Saxons used a type of helmet known as a “spangenhelm”, which is made of three metal strips riveted together to form a conical frame, with the triangular openings filled in with sheet metal or, sometimes, less expensive materials like wood, bone or rawhide. To protect the wearer's face, the helmets had a straight nosepiece that was riveted to the helmet. A curtain of chainmail, known as an “aventail”, was sometimes attached to the rim of the helmet, where it would dangle down and protect the neck and shoulders. Though swords were highly prized among Saxons, they were very rare, with only the wealthiest and most powerful of warriors being able to afford them. Swords were so highly valued that they were given personal names and were passed down as heirlooms from one generation to the next.  

In the Beowulf epic, two swords are mentioned by name. “Hrunting” is the sword owned by Unferth, a thane of King Hrothgar, who lends the sword to Beowulf when he challenges Grendel’s Mother. Although Hrunting had never failed in battle, Grendel’s Mother is protected by a magic spell which makes her immune to the sword.  

While fighting Grendel’s Mother, Beowulf finds a huge magical sword in the lair which, the poem says, no other man could have wielded.
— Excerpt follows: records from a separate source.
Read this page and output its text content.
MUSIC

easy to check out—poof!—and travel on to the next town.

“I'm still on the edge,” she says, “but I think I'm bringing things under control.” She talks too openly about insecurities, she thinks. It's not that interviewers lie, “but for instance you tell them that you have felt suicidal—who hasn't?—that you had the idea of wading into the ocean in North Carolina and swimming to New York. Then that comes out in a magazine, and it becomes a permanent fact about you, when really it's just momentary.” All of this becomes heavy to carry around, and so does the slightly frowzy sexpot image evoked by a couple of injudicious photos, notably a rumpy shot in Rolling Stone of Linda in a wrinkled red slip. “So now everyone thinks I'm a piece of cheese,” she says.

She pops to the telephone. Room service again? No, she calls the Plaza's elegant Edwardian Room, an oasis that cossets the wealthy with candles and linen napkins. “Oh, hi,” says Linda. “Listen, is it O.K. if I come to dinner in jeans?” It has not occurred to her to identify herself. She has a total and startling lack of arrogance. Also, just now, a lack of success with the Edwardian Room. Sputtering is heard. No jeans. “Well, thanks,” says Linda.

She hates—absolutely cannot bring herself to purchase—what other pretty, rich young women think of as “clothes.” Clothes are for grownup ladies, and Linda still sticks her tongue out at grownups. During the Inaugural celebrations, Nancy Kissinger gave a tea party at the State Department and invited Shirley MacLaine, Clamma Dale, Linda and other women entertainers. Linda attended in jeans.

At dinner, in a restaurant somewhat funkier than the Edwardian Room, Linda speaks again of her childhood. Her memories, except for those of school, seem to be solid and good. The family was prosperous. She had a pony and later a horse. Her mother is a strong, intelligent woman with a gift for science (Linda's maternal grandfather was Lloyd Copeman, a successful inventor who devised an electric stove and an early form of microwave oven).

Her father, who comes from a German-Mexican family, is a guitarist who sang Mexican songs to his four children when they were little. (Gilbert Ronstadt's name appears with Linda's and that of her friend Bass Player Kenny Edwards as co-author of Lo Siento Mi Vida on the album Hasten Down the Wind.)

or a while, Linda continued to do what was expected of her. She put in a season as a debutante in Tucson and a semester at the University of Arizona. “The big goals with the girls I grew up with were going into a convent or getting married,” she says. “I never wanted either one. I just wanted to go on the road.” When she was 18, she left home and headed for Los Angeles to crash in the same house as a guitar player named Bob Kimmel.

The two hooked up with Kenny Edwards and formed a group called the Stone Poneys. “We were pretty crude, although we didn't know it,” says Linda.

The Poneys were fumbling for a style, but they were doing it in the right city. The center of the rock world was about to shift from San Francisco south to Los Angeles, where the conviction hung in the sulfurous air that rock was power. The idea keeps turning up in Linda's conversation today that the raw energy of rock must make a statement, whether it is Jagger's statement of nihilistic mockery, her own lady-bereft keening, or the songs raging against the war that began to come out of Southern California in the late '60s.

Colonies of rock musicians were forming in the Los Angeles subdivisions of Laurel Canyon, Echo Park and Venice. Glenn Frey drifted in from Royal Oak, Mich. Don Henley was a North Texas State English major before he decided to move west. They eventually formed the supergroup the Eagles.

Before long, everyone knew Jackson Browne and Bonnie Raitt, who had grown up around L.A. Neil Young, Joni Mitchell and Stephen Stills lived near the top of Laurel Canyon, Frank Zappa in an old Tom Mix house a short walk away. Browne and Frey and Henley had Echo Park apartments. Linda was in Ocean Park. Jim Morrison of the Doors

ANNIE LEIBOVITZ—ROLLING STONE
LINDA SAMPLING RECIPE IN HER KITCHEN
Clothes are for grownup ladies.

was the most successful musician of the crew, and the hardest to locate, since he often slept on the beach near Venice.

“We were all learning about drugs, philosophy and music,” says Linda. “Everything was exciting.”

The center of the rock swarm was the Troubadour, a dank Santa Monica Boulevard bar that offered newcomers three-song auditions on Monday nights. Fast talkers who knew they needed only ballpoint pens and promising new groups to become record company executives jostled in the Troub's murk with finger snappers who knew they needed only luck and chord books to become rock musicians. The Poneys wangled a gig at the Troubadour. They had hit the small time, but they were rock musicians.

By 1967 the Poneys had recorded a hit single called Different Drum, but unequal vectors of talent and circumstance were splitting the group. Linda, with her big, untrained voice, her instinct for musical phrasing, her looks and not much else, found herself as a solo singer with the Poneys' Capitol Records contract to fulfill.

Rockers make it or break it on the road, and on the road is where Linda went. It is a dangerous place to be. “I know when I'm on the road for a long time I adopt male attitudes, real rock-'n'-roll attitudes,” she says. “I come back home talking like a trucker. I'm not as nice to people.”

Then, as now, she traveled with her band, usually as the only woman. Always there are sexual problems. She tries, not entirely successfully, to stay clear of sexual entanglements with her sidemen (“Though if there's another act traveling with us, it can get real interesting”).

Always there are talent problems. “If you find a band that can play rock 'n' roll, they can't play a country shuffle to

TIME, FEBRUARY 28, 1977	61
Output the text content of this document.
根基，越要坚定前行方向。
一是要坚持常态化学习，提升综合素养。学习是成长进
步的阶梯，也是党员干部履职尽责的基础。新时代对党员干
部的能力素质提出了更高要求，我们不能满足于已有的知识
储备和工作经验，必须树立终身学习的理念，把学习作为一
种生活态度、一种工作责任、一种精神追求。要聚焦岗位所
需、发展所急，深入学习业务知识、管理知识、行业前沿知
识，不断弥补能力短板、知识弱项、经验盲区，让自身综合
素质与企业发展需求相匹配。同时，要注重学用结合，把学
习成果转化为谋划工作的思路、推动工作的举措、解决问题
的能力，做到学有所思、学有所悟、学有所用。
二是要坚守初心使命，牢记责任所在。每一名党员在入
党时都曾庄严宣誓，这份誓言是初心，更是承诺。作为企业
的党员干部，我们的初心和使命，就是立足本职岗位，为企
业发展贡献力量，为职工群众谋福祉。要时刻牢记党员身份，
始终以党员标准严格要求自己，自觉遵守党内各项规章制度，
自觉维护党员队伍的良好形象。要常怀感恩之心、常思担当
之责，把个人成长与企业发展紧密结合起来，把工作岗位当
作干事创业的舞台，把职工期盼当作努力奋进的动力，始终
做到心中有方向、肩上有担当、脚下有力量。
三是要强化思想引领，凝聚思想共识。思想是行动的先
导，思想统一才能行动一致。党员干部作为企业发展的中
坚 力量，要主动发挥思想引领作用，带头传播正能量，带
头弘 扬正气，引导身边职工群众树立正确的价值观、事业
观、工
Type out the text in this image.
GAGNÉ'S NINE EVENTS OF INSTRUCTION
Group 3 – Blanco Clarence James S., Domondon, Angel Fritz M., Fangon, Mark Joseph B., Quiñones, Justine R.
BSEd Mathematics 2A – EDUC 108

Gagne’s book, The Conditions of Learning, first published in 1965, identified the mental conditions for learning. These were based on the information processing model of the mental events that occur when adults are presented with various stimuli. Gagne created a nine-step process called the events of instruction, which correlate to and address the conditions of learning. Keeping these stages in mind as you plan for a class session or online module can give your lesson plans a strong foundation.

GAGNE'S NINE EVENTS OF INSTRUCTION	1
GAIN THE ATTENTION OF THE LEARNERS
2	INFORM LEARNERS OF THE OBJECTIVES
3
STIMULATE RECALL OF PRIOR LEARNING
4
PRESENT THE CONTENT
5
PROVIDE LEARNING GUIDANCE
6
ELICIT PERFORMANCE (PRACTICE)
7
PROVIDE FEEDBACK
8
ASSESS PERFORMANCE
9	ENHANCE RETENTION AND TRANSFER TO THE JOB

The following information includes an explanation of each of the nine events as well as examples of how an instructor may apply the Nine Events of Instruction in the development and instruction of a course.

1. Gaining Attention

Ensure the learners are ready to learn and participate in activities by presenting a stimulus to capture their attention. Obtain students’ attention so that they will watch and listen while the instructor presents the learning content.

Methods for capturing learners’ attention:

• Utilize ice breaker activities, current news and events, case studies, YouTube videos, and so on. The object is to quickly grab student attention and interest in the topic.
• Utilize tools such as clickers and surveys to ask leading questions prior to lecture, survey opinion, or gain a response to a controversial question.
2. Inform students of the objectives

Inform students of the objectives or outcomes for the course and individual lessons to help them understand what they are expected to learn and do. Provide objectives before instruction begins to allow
He uses the sword to cut off his opponent’s head, and the monster’s blood melts the steel blade completely, reducing the sword to just a hilt.

Later in life, as the King of the Geats, Beowulf uses his own sword “Naegling”, in combat with the fire wurm. He uses Naegling to chop off the dragon’s head, but the force of the blow also shatters the weapon’s blade.

The life of the Saxon thane, then, revolved around combat. In addition to supporting his king in raids and fighting with surrounding kingdoms, the thanes also fought with each other. Feuds over affairs of honor were commonplace, and if a member of one’s family were killed in such a feud, no thane would rest until revenge had been extracted, either with the death of the offender, or payment of a wergild or “man-price” as compensation, the value of which depended upon the social status of the person who was killed.  

In 1939, archeologists discovered a Saxon burial site near the English village of Sutton Hoo, which provided a rich glimpse into Saxon life. The burial is believed to be that of King Raedwald, who ruled East Anglia between 599 and 625 AD (the period during which the Beowulf events took place). The Sutton Hoo site was an elaborate burial – a large wooden ship was hauled up onto land, loaded with treasures, weapons, armor, and everyday objects, and then completely buried within a huge mound of earth. Many of the details of the Sutton Hoo burial match those described in the funeral of the mythical King of Sweden, Scyld Sefing, described in the beginning of Beowulf.